Most of the passengers simply flagged down a passing vehicle and negotiated passage the rest of the way. With a group as large as ours, we opted to wait for the next bus. So, it was a dozen or so of us along the side of the road. For the first time since arriving in Albania, it was quiet.
It was also a beautiful night. A full moon shone orange and red on the fields, reflecting against hundreds of pill-box bunkers, the legacy of Albania’s paranoid ex-dictator. I was stranded on the side of the road in the imagined war-zone of a tortured mind. It was the perfect Halloween night.

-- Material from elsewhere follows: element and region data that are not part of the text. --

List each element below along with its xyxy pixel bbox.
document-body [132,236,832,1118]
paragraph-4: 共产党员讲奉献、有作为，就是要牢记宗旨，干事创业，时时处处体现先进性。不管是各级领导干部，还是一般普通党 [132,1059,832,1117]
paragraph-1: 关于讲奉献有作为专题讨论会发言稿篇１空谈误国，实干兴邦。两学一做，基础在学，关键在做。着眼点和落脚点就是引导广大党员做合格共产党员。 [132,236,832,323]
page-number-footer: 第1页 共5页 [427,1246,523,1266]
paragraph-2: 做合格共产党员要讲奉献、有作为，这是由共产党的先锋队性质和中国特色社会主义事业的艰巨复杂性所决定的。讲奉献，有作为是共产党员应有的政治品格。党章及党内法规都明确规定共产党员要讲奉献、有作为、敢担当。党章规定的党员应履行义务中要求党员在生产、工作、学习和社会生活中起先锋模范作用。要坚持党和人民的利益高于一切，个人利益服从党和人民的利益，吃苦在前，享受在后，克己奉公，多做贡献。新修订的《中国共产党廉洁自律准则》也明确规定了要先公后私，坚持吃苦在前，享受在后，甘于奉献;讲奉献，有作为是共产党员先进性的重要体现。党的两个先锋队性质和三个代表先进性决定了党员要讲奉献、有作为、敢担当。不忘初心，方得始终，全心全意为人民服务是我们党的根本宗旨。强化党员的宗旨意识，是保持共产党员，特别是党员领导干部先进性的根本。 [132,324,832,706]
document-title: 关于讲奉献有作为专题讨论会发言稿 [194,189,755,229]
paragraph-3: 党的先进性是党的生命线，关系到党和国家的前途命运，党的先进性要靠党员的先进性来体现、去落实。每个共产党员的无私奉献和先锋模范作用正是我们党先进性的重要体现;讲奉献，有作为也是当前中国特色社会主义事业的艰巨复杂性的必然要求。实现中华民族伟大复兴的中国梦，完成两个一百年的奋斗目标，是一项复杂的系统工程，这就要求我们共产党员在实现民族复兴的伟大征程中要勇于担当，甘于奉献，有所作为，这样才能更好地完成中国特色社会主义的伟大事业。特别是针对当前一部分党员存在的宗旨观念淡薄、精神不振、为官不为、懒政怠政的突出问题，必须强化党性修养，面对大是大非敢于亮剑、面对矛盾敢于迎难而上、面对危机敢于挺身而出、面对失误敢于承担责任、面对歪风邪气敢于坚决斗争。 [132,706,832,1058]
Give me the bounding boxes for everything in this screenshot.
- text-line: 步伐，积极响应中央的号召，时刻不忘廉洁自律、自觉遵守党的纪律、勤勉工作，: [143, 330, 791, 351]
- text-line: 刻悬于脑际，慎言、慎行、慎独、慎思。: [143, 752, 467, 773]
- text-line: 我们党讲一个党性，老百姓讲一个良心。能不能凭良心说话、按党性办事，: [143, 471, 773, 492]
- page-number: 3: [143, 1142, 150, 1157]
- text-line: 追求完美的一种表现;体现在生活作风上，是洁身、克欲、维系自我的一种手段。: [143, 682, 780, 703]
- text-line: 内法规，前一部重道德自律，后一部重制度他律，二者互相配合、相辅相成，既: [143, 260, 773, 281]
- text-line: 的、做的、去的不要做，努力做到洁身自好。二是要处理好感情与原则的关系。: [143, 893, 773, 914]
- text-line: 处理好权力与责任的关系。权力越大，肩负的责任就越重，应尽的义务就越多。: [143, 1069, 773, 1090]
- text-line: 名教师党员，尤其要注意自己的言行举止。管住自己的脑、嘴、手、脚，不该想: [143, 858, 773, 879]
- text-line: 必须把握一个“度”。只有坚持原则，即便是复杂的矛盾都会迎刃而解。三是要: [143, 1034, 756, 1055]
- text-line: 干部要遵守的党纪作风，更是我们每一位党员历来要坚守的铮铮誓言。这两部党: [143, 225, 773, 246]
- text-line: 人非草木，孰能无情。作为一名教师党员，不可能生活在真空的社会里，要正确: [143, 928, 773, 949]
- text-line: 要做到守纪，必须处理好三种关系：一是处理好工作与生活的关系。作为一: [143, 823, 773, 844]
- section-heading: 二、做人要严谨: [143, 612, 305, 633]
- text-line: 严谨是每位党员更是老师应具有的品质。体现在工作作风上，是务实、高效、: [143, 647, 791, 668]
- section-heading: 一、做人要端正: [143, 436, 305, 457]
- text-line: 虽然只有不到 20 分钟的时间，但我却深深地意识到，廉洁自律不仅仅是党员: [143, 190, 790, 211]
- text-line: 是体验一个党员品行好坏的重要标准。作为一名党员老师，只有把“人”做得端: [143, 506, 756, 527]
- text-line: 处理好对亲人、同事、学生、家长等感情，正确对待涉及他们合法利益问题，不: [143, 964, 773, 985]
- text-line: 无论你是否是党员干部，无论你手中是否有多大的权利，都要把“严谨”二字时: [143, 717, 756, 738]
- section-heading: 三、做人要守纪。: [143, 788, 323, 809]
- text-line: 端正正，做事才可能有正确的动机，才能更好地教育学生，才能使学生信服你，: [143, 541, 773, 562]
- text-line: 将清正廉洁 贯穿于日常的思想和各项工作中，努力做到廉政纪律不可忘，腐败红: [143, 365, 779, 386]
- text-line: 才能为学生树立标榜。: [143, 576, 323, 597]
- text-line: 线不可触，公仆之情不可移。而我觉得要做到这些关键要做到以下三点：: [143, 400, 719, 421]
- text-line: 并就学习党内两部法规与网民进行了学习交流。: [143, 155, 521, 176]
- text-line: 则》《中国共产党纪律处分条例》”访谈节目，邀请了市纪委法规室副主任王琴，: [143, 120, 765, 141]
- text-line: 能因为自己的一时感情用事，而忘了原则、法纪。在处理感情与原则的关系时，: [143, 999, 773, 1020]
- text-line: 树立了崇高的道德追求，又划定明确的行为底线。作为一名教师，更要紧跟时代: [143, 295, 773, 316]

When we finally got to Vlorë, Anila’s family welcomed us warmly. We spent the weekend in a city that looked to Albania even as the capital looked away. It was a community of food, friendship, and stories that predated Albania’s modern governments. The EU was as far away as the moon.
There was a wedding to prepare for, and in the living room, a dozen men were practicing polyphonic the polyphonic folk music of Albania. Older than that. The folk music of Illerya. That Halloween, I was introduced to a musical tradition with roots going back to the time of the Homeric epics. This was indeed a different Albania from Tirana.
I was wrong.
When I returned to Tirana, I found echos of that music all over the place. It was an undercurrent to the city. Some of the men of my own apartment block sang polyphony. With no way to categorize the music, I simply ignored it. I never asked the right question; the answers never made it into my research.
Tirana was just as loud as it had been before my weekend in Vlorë, but I heard a completely different soundscape. VOA Europe was still there, but the car-horns that had just been noise made more sense. Each horn was tuned differently. If you knew what to listen for, you could hear the sound of familiar Shepards calling across valleys. The horns mimicked the whistles of friends. Each group had its own call-response. It was a city that looked West, but it was made of traditions older than Europe, adapting to new technologies.
I think a lot about the lessons of that Halloween. We see what we look for, and it’s easy to see past what is there. I’m not one for spending much time thinking about what we owe the past, but it did make us. If nothing else, it informs how we form our questions, and therefore the answers we receive.